Now we would like to get a 0 directly below the 1 in the first column. Using a row operation, we can multiply the first row by -3 and add it to the second row.

1 • (-3) = -3, and -3 + 3 = 0.
4 • (-3) = -12, and -12 + (-2) = -14
0 • (-3) = 0, and 0 + 1 = 1
(-2) • (-3) = 6, and 6 + 9 = 15.

[ 1 4 0 -2 ]
[ 0 -14 1 15 ]
[ 0 -1 4 5 ]

Row operations include: multiplying a row by a factor, adding a row to another row, multiplying a row and then adding it to another row. Using these row operations, we want to get a 1 where the -14 is.
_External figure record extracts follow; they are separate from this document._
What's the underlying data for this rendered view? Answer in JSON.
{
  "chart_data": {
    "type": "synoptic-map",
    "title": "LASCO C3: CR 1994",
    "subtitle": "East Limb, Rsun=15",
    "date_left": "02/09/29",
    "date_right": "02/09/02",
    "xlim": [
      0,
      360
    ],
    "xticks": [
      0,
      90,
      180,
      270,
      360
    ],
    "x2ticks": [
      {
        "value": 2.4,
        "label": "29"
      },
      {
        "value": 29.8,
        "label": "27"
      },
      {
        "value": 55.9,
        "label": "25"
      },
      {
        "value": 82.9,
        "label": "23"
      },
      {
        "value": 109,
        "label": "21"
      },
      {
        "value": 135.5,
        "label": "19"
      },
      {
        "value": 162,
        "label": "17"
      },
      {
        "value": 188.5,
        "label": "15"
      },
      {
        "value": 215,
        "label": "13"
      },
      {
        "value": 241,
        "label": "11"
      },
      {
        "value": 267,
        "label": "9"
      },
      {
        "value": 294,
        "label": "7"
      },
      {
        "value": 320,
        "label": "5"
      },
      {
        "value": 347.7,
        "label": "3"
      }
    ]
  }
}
Why not try multiplying it by -1/14?
Continue doing this until you have the 1 0 0 etc.

 

[soroban]

Hello, turkey16!

\(\displaystyle 1)\;\;\begin{array}{ccc}3x -2y + z &=& 9 \\ x + 4y \qquad &=& \text{-}2 \\ \qquad \text{-}y + 4z & =& 5 \end{array}\)

\(\displaystyle \text{I would switch the order of the equations: }\;\begin{array}{ccc}x + 4y \qquad &=& \text{-}2 \\ \qquad\text{-}y + 4z &=& 5 \\ 3x - 2y + z &=& 9 \end{array}\)

\(\displaystyle \text{We have: }\;\left[\begin{array}{ccc|c}1 & 4 & 0 & \text{-}2 \\ 0 & \text{-}1 & 4 & 5 \\ 3 & \text{-}2 & 1 & 9 \end{array}\right]\)


\(\displaystyle \begin{array}{c}\\ \text{-}1\!\cdot\!R_2 \\ R_3-3R_1\end{array} \left[\begin{array}{ccc|c}1 & 4 & 0 & \text{-}2 \\ 0 & 1 & \text{-}4 & \text{-}5 \\ 0 & \text{-}14 & 1 & 15 \end{array}\right]\)


\(\displaystyle \begin{array}{c}R_1-4R_2 \\ \\ R_3 + 14R_2\end{array} \left[\begin{array}{ccc|c}1 & 0 & 16 & 18 \\ 0 & 1 & \text{-}4 & \text{-}5 \\ 0 & 0 & \text{-}55 & \text{-}55 \end{array}\right]\)


. . . \(\displaystyle \begin{array}{c} \\ \\ \text{-}\frac{1}{55}\!\cdot\!R_3 \end{array} \left[\begin{array}{ccc|c}1 & 0 & 16 & 18 \\ 0 & 1 & \text{-}4 & \text{-}5 \\ 0 & 0 & 1 & 1 \end{array}\right]\)


\(\displaystyle \begin{array}{c}R_1-16R_3 \\ R_2 + 4R_3 \\ \\ \end{array} \left[\begin{array}{ccc|c} 1 & 0 & 0 & 2 \\ 0 & 1 & 0 & \text{-}1 \\ 0 & 0 & 1& 1 \end{array}\right]\)


\(\displaystyle \text{Therefore: }\;\begin{Bmatrix} x &=&2 \\ y &=&\text{-}1 \\ z &=& 1 \end{Bmatrix}\)

 

[turkey16]

thanx for all the help i understand how to use it now it just takes a long time!